• L’herbe des nuits – Patrick Modiano

    Dans ce récent roman de Patrick Modiano, le narrateur doute de sa mémoire. Les souvenirs qui lui viennent à l’esprit sont incertains, confus. Ils sont trop anciens pour lui permettre de retrouver des témoins. Le seul élément tangible auquel il peut se raccrocher est un carnet noir rempli de notes : des noms, des dates et de courts textes.

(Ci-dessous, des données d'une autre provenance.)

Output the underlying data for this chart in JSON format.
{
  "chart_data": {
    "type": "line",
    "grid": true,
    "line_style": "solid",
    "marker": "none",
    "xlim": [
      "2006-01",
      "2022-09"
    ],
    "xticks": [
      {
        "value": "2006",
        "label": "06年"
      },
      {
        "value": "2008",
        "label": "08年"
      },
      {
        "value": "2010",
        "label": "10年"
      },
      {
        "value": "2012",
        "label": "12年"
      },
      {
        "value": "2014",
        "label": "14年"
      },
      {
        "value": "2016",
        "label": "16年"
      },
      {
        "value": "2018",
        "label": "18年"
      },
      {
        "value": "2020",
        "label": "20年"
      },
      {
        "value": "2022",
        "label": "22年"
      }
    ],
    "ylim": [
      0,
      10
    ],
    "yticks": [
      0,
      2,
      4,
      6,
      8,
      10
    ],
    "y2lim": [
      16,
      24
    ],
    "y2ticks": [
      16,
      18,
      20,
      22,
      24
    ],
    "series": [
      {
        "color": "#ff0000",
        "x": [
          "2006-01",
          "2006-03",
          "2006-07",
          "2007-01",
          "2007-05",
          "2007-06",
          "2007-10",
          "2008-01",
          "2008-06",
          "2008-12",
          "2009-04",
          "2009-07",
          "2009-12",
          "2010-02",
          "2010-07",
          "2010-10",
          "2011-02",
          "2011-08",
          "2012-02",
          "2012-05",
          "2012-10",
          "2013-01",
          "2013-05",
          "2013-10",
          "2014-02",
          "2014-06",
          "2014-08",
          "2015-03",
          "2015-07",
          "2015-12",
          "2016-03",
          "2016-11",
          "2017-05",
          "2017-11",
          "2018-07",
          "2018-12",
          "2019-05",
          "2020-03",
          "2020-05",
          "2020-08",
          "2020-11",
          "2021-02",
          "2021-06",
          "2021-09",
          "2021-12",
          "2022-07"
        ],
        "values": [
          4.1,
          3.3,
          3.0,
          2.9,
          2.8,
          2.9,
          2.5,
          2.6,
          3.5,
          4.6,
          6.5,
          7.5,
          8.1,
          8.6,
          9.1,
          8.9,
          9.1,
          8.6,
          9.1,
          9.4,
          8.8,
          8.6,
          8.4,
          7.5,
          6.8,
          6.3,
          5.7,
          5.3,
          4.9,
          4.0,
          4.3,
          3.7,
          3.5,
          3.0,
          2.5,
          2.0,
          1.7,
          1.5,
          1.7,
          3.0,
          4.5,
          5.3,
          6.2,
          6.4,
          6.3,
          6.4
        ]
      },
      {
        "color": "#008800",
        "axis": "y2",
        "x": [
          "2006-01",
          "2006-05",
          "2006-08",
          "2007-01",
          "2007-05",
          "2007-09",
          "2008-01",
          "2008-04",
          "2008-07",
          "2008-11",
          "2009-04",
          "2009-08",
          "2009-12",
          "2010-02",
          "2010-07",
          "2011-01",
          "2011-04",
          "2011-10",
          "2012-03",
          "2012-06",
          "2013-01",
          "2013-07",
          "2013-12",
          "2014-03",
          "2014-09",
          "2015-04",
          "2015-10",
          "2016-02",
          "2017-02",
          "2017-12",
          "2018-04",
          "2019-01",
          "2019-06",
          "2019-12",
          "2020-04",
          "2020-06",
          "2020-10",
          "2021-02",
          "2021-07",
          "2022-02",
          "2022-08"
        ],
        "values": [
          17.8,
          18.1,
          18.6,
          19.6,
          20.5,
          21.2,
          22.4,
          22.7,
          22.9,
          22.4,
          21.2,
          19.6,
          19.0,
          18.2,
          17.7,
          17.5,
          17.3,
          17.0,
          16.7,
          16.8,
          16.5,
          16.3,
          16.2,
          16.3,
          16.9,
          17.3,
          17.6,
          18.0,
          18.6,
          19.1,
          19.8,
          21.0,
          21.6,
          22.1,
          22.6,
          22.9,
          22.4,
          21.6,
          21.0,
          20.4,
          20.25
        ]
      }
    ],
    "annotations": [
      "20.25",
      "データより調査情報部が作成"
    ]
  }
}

    A partir de ce carnet se reconstitue toute une époque de sa vie où il côtoyait un petit groupe de personnes dont il avait noté les noms. Ces gens avaient quelque chose à voir avec le Maroc. Certains logeaient à la Cité Universitaire du boulevard Jourdan à Paris ; d’autres dans des chambres d’hôtels. Ils se retrouvaient volontiers dans un café du boulevard Saint Michel, près des jardins du Luxembourg. Ces rencontres remémorées ravivent l’errance urbaine du narrateur, une cinquantaine d’années après les événements, dans de nombreux quartiers de Paris.

    Il avait alors entamé une liaison avec Dannie, l’une des membres du petit groupe qui un jour lui demanda : « Qu’est-ce que tu dirais si j’avais tué quelqu’un ? »

    Au fil des réflexions et des conversations du narrateur avec les autres membres du groupe, celui-ci apprit que Dannie aurait commis « quelque chose de grave ». 

    Ainsi commence à se développer une sorte de roman policier inversé où l’objet de la quête ne serait pas le coupable du crime, mais la nature du fait évoqué et ses circonstances.

    Une atmosphère de mystère plane donc sur l’ensemble du roman, rythmé par le mouvement de balancier entre le présent et le passé, avec une lenteur propre au tempo de la mémoire du narrateur, qui revit l’époque révolue dans un mélange de nostalgie et de dégoût perceptible.

    Le lecteur qui a traversé les années 1960 pourrait être tenté de faire le rapprochement avec l’affaire Ben Barka, quoiqu’aucun élément du roman ne contienne une allusion explicite à cet ancien crime, qui ne fut jamais élucidé. Une écriture précise et neutre constitue la marque de ce roman et lui confère toute la froideur propre à évoquer des événements crapuleux, qui ne furent jamais complètement résolus.